The garden is mostly put to bed for the year; I still need to spread manure and finish planting the bulbs. Since I have Thursday off, I'm hoping to get most of that done then. The only other thing which needs doing is shredding the leaves; I might try to do that as well, or I may see if I can't coax the Viking into doing it over the weekend.
I will note that the bulbs for the European dog-tooth violets (Erythronium dens canis) must have been the least promising objects I have ever put in the ground, even worse than the onion-like Fritillaria persica from last year. They were no bigger than the first joint of my little finger, and they were somewhat squishy. Not in the way a rotted daffodil or tulip bulb would be squishy, but in a sort of dried out old potato way. I am distinctly doubtful about their ability to produce anything in the way of a plant, much less anything appealing, but as the Persian fritillary went from onion to artichoke to really quite attractive plant, so may these. We'll see come spring.

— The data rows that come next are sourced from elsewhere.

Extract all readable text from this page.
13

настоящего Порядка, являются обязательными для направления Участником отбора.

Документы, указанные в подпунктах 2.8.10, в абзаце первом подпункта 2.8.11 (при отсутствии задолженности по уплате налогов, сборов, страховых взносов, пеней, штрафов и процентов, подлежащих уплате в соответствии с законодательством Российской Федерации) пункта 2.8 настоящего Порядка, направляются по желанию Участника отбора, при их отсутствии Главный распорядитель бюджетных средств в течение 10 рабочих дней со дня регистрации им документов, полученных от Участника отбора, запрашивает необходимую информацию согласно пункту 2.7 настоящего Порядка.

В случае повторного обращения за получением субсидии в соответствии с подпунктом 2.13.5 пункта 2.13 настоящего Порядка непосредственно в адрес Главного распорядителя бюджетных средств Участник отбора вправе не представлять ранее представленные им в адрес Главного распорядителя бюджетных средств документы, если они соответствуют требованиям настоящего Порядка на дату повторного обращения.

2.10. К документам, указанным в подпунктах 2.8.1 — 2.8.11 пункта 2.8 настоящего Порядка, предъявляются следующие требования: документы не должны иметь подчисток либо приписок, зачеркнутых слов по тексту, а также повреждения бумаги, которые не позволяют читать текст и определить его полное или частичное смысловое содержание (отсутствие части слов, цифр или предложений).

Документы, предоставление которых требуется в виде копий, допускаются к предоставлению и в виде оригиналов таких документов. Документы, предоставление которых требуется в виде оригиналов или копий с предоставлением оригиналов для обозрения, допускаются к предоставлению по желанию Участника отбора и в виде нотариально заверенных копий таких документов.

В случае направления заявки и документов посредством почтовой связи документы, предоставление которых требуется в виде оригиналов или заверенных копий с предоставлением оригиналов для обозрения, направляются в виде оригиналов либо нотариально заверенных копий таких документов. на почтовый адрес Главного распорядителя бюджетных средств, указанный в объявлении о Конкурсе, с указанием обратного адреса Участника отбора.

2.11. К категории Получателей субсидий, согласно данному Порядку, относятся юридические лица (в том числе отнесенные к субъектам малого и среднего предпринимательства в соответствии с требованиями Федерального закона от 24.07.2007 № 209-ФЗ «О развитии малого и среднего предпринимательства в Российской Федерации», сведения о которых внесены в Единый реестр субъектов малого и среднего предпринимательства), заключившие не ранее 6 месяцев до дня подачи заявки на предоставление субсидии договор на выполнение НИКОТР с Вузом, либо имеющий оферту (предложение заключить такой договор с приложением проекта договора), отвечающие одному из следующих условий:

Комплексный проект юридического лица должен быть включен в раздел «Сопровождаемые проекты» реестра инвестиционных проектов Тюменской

The 'Iceberg' rose has started blooming again in this last week, daft thing. It looks pretty silly with blossoms while the fallen leaves pile up around it. But it's healthy and doing well, so I shan't complain. Much.
Speaking of complaints, for all my whining a few weeks ago about the saffron crocuses not doing as well as I wanted, I still harvested more stamens than I did last year. I actually have enough for this year's batch of lussekatter. That pleases me in the extreme -- I mean, really, how cool is it that I grew enough of my own saffron to actually use it in a recipe?